Staples-Papiere stehen im Blickpunkt
US-Aktienmärkte dürfte schwächer starten

Nach der jüngsten Kursrally an den US-Börsen mit Hoffnungen auf ein schnelles Ende des Konflikts in Afghanistan werden die US-Märkte am Dienstag nach Händlerieinschätzung eine Pause einlegen und leichter eröffnen. "Ich glaube, die Märkte haben wahrscheinlich zuletzt ein wenig übertrieben", sagte James Volk von D.A. Davidson & Co. Es sehe nach einen leichten Rückgang aus.

Reuters NEW YORK. Die Kursgewinne vom Montag hätten den Dow-Jones-Index der Standardwerte wieder in den Bereich eines "Bullenmarktes" gebracht, sagte ein Händler. Seit dem Dreijahrestief des Dow Jones am 21. September hat der Index mittlerweile mehr als 20 Prozent an Wert gewonnen. In dieser Woche sei jedoch auf Grund des Feiertages am Donnerstag und einer verkürzten Handelszeit am Freitag nur mit wenig Volumen zu rechnen.

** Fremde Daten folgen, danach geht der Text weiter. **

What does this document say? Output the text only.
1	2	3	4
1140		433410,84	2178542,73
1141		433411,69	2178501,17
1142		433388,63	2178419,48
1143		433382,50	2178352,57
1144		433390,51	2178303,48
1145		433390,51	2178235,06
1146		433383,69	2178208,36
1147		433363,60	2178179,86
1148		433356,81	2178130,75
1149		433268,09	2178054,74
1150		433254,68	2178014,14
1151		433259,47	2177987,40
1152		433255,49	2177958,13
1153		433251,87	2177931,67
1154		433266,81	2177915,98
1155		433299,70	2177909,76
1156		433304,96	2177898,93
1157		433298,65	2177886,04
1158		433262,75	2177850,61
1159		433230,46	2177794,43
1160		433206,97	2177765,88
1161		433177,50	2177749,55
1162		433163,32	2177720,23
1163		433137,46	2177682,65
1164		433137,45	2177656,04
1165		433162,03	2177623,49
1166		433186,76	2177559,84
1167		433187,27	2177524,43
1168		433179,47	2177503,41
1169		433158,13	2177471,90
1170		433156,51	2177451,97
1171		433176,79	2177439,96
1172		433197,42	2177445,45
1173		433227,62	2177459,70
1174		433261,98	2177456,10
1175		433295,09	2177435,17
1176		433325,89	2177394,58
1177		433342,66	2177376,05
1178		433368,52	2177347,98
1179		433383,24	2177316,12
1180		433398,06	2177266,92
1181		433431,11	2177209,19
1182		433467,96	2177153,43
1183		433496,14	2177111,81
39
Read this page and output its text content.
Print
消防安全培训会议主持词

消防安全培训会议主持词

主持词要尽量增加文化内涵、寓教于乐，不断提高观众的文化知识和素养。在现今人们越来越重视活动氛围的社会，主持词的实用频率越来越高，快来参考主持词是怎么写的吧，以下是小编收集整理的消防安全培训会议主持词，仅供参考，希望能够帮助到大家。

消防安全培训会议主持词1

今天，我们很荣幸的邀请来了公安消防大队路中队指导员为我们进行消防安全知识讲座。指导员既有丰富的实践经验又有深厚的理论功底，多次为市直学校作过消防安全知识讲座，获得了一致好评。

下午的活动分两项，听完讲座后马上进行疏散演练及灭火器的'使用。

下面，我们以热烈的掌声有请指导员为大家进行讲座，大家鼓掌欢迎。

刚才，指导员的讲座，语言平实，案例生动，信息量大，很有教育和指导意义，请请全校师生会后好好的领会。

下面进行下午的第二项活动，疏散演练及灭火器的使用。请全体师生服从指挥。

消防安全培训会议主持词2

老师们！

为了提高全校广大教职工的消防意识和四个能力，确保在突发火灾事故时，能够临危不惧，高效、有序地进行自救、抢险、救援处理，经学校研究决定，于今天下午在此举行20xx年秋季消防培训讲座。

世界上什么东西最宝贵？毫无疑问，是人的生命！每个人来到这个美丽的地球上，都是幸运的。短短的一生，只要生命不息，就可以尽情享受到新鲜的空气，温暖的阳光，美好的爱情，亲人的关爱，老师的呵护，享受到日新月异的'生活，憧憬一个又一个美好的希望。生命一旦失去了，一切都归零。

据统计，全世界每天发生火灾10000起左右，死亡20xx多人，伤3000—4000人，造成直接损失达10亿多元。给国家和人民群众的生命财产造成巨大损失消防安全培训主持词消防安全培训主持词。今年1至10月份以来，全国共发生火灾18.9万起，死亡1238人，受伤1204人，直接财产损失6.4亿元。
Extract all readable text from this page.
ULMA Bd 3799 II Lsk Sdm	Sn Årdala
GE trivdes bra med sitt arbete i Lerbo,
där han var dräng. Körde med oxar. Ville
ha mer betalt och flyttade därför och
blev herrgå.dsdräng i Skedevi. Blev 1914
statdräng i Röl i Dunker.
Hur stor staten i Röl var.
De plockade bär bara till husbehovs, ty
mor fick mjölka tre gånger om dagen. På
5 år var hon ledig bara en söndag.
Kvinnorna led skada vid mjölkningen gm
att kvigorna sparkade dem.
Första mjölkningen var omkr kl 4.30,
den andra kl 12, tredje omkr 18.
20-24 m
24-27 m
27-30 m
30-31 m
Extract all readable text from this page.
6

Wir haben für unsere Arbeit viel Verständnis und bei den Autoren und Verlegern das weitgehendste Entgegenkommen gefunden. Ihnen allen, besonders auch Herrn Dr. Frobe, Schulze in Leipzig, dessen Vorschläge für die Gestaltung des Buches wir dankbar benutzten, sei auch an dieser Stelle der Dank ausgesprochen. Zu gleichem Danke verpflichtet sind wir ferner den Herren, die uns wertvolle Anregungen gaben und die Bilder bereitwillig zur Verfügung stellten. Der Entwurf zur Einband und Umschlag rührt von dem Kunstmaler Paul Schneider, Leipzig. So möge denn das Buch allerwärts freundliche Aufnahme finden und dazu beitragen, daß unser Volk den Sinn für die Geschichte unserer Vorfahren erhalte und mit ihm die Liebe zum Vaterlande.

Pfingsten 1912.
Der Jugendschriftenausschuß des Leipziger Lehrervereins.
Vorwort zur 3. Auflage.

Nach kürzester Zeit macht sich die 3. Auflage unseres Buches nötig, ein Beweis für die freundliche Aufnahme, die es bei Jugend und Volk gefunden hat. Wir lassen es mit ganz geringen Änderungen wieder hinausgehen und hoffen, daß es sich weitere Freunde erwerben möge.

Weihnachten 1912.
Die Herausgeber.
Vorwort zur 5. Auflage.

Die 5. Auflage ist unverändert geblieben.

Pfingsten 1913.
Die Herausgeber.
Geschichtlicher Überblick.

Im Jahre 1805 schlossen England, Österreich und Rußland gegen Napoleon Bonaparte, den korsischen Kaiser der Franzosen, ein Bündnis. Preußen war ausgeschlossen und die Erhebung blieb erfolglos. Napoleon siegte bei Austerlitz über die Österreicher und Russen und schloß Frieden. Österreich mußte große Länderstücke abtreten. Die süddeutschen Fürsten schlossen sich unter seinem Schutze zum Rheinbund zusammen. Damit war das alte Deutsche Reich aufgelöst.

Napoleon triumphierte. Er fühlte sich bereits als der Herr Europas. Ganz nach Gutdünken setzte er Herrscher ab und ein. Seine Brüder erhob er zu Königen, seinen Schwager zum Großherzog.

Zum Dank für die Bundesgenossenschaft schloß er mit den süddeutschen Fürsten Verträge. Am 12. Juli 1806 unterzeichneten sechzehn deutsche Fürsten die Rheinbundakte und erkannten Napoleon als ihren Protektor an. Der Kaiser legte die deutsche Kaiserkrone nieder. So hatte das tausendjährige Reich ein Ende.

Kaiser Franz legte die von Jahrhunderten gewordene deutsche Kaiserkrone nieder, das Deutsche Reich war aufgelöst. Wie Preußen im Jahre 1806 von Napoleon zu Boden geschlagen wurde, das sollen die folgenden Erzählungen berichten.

Die Futures der US-Börsen deuteten Händlern zufolge eine leichtere Eröffnung der Marktplätze an. Der Dow-Jones-Future fiel um 54 Punkte. Der Terminkontrakt auf die Technologiebörse Nasdaq reduzierte sich um 16 Punkte. Der Future des breiter gefassten S&P-500-Indexes fiel um sechs Stellen. Am Vortag hatte der Dow Jones 1,11 Prozent und die Nasdaq 1,89 Prozent zugelegt.

Im Mittelpunkt des Handels könnten nach der Vorlage von Quartalszahlen die Papiere von Staples stehen. Der Anbieter von Büromaterialien hatte zuvor einen Gewinnanstieg im dritten Quartal um acht Prozent ausgewiesen und damit die Markterwartungen erfüllt.

Der Elektronikhändler eSpeed hat im dritten Quartal nach eigenen Angaben wegen höherer Umsätze einen geringeren Verlust erzielt. Mit einem operativen Gewinn sei im vierten Quartal zu rechnen.

Am Nachmittag (MEZ) gab das US-Handelsministerium bekannt, das US-Defizit mit Waren- und Dienstleistungen sei im September auf 18,69 (August 27,11) Milliarden Dollar gesunken. Das sei der niedrigste Stand seit März 1999. Von Reuters befragte Volkswirte hatten mit einem Defizit von 24,67 Milliarden Dollar gerechnet. Um 16.00 Uhr (MEZ) werden außerdem die Frühindikatoren für Oktober erwartet.